Roman Catholic John Kennedy knew he needed Protestant voters in the south and picked Lyndon Johnson of Texas. It worked; they won.

Bill Clinton ignored a lot of the old theories, geography for one, picking Al Gore, like himself, from the mid-south, but Gore did have Washington experience which Clinton, a governor, lacked.

George W. Bush has laid down a couple good rules. First, someone qualified to be president. Hard to argue with that, though everybody always says it. And, second, somebody who likes me. Hard to imagine a vice president being any use if he and the president didn't get along.

It may not have mattered generations ago. Harry Truman reportedly didn't even know about the atomic bomb when Franklin Roosevelt died. But in this complex high-tech world, presidents probably need all the help they can get, including a VP who likes his boss and wants to work for him.

I'm Bruce Morton.


BLITZER: Thanks, Bruce.

Now let's take a look at what's on the cover of this week's major U.S. news magazines.

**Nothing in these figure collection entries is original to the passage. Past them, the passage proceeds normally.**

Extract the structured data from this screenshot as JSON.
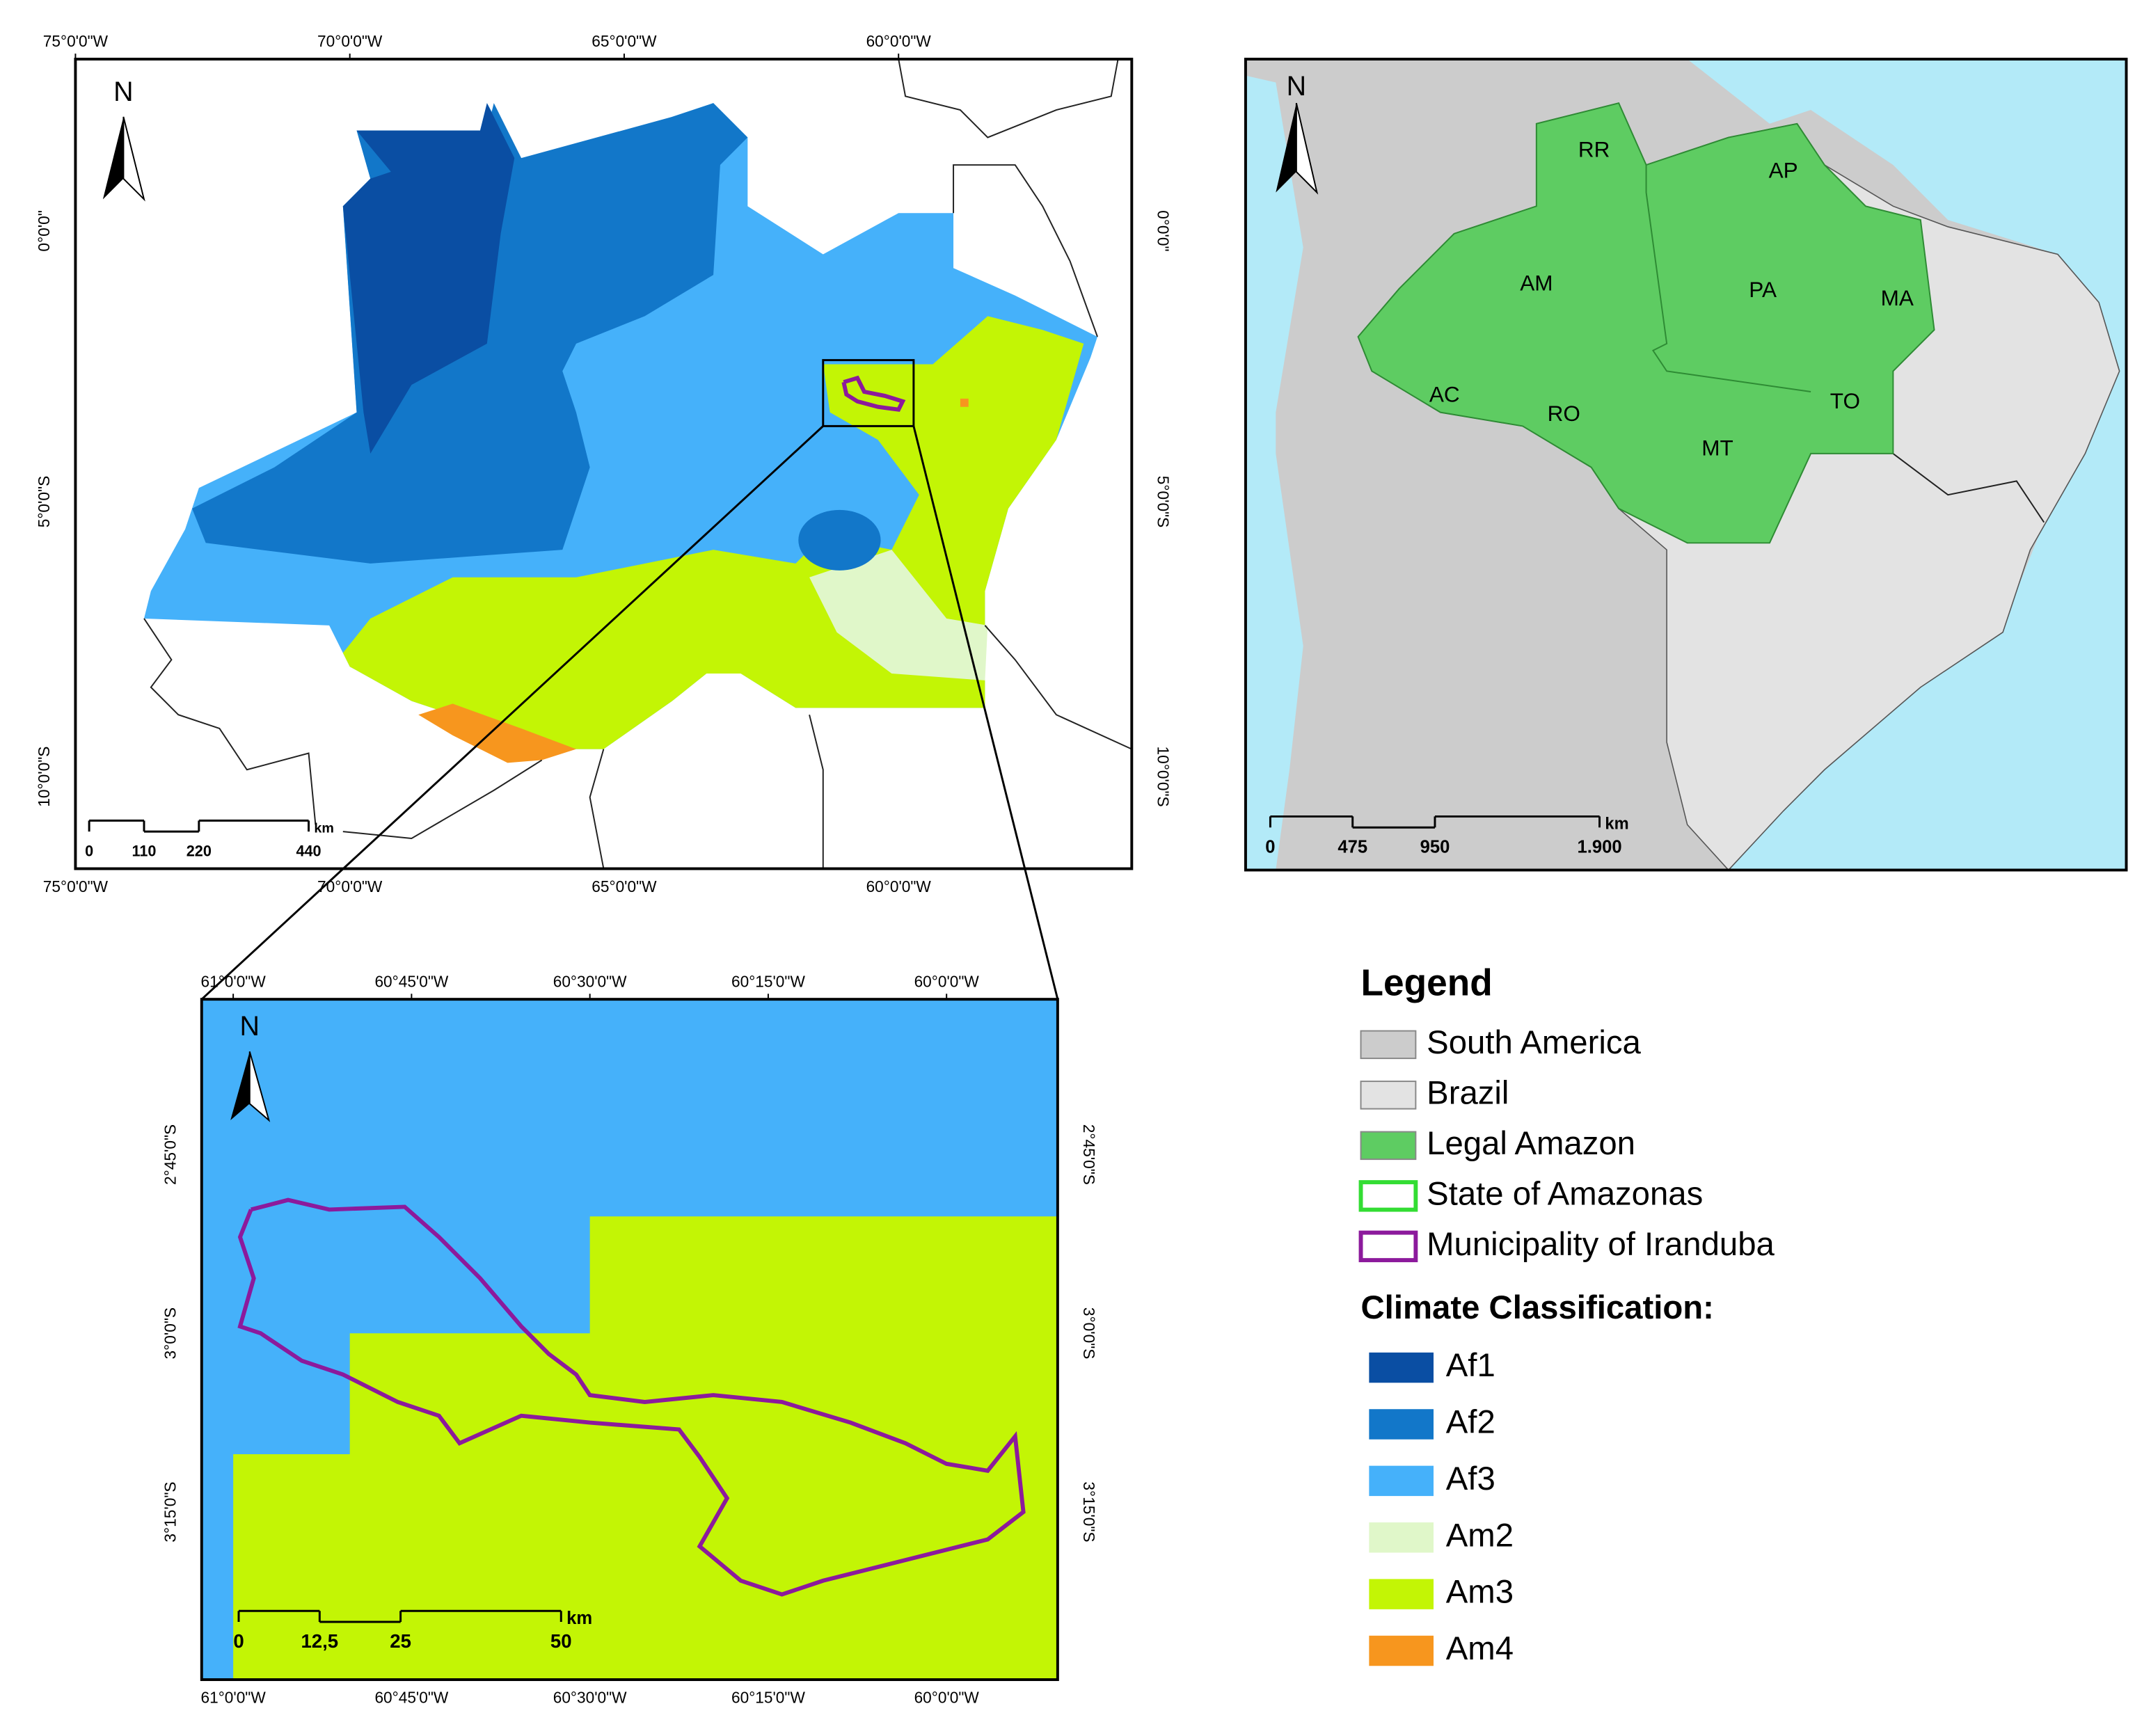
{
  "main_map": {
    "longitude_labels": [
      "75°0'0\"W",
      "70°0'0\"W",
      "65°0'0\"W",
      "60°0'0\"W"
    ],
    "latitude_labels": [
      "0°0'0\"",
      "5°0'0\"S",
      "10°0'0\"S"
    ],
    "north": "N",
    "scale_bar": {
      "labels": [
        "0",
        "110",
        "220",
        "440"
      ],
      "unit": "km"
    }
  },
  "overview_map": {
    "north": "N",
    "state_labels": [
      "RR",
      "AP",
      "AM",
      "PA",
      "MA",
      "AC",
      "RO",
      "TO",
      "MT"
    ],
    "scale_bar": {
      "labels": [
        "0",
        "475",
        "950",
        "1.900"
      ],
      "unit": "km"
    }
  },
  "detail_map": {
    "longitude_labels": [
      "61°0'0\"W",
      "60°45'0\"W",
      "60°30'0\"W",
      "60°15'0\"W",
      "60°0'0\"W"
    ],
    "latitude_labels": [
      "2°45'0\"S",
      "3°0'0\"S",
      "3°15'0\"S"
    ],
    "north": "N",
    "scale_bar": {
      "labels": [
        "0",
        "12,5",
        "25",
        "50"
      ],
      "unit": "km"
    }
  },
  "legend": {
    "title": "Legend",
    "items": [
      {
        "label": "South America",
        "color": "#cccccc",
        "style": "fill"
      },
      {
        "label": "Brazil",
        "color": "#e3e3e3",
        "style": "fill"
      },
      {
        "label": "Legal Amazon",
        "color": "#5ecc62",
        "style": "fill"
      },
      {
        "label": "State of Amazonas",
        "color": "#33dd33",
        "style": "outline"
      },
      {
        "label": "Municipality of Iranduba",
        "color": "#8c1a9c",
        "style": "outline"
      }
    ],
    "climate_title": "Climate Classification:",
    "climate_classes": [
      {
        "label": "Af1",
        "color": "#0a4ea3"
      },
      {
        "label": "Af2",
        "color": "#1277c9"
      },
      {
        "label": "Af3",
        "color": "#45b1fa"
      },
      {
        "label": "Am2",
        "color": "#e0f7c9"
      },
      {
        "label": "Am3",
        "color": "#c3f505"
      },
      {
        "label": "Am4",
        "color": "#f7961e"
      }
    ]
  }
}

There's no "U.S. News & World Report" because they published a double issue last week.

On the cover of "Newsweek," a report on understanding autism: why more kids and families are facing the challenge of "mind blindness," on the cover.

And "TIME" magazine claims rice could save a million kids a year, but protesters believe genetically modified foods are bad for us and the planet, on the cover.

And that's your LATE EDITION for Sunday, July 23. Be sure to join us again next Sunday from Philadelphia and every Sunday at noon Eastern for the last word in Sunday talk. I'll also be back tomorrow night at 8 p.m. Eastern on "The World Today."

For now, thanks very much for watching. Enjoy the rest of your weekend.

I'm Wolf Blitzer in Washington. "CNNdotCOM" is next.